24 February 2009

Frum on Obama's Socialism

David Frum offers a voice of reason in response to a "senior Republican's" email that decries "President Obama's 'march to socialism.'" Frum concedes that his GOP colleagues might find confirmation of such fears in all the talk of nationalizing some of the major banks, but, he asserts:
A federal bank takeover is a bad thing obviously. I wonder though if we conservatives understand clearly enough why it is a bad thing. It’s not because we are living through an enactment of the early chapters of Atlas Shrugged. It’s because the banks are collapsing. Obama, Pelosi, et al are big-spending, high-taxing liberals. They are not socialists. They are no more eager to own these banks than the first President Bush was to own the savings and loan industry – in both cases, federal ownership was a final recourse after a terrible failure. And it was on our watch, not Obama’s, that this failure began. Our refusal to take notice of this obvious fact may excite the Republican faithful. But it is doing tremendous damage to our ability to respond effectively to the crisis.
Reaching for the knee-jerk, cliche-ridden expressions of outrage doesn't help; it merely reinforces the ideological wall between parties. Of course, politicians on both sides of the aisle would find it more constructive to examine their party's role in our economic crisis (doesn't the party that held the Congressional reins from the early 1990s until January 2007 bear some responsibility?), map out how we got to this point, and then help to remedy our national crisis, but such examination would require acknowledging that mistakes have been made, and that to progress, we must adapt and change rather than continue applying old policies to new problems. But that would mean dissolving that wall of ideology--at least partially-- and then what would these folks base their campaigns on in 2010? Is politics truly nothing more than tribalism now?

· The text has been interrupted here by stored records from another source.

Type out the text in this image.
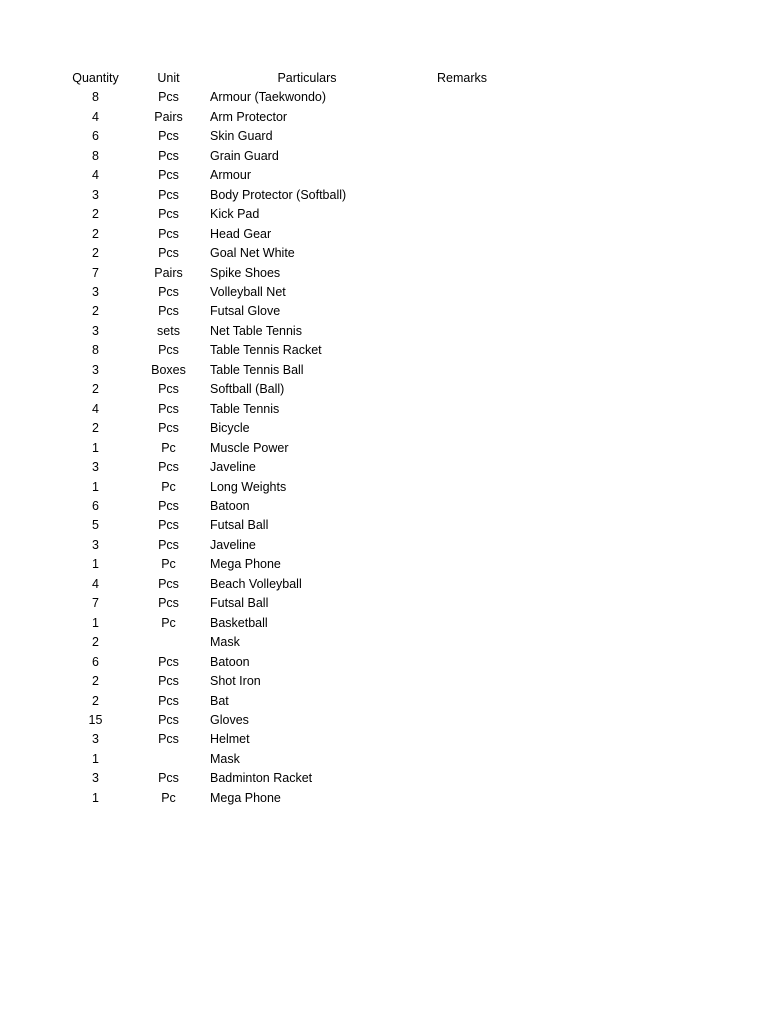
	Quantity	Unit	Particulars	Remarks	
	8	Pcs	Armour (Taekwondo)		
	4	Pairs	Arm Protector		
	6	Pcs	Skin Guard		
	8	Pcs	Grain Guard		
	4	Pcs	Armour		
	3	Pcs	Body Protector (Softball)		
	2	Pcs	Kick Pad		
	2	Pcs	Head Gear		
	2	Pcs	Goal Net White		
	7	Pairs	Spike Shoes		
	3	Pcs	Volleyball Net		
	2	Pcs	Futsal Glove		
	3	sets	Net Table Tennis		
	8	Pcs	Table Tennis Racket		
	3	Boxes	Table Tennis Ball		
	2	Pcs	Softball (Ball)		
	4	Pcs	Table Tennis		
	2	Pcs	Bicycle		
	1	Pc	Muscle Power		
	3	Pcs	Javeline		
	1	Pc	Long Weights		
	6	Pcs	Batoon		
	5	Pcs	Futsal Ball		
	3	Pcs	Javeline		
	1	Pc	Mega Phone		
	4	Pcs	Beach Volleyball		
	7	Pcs	Futsal Ball		
	1	Pc	Basketball		
	2		Mask		
	6	Pcs	Batoon		
	2	Pcs	Shot Iron		
	2	Pcs	Bat		
	15	Pcs	Gloves		
	3	Pcs	Helmet		
	1		Mask		
	3	Pcs	Badminton Racket		
	1	Pc	Mega Phone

Added: In an interview with The Washington Times, Jon Huntsman, Republican governor of Utah, has some choice words about the GOP's "gratuitous partisanship" in lieu of ideas:
[Hunstman] said his party is blighted by leaders in Congress whose lack of new ideas renders them so "inconsequential" that he doesn't even bother to talk to them.

[and on fiscal responsibility:]

"Our moral soapbox was completely taken away from us because of our behavior in the last few years. For us to now criticize analogous behavior is hypocrisy. We've got to come at it a different way. We've got to prove the point. It can't be as the Chinese would say, 'fei hua,' [or] empty words."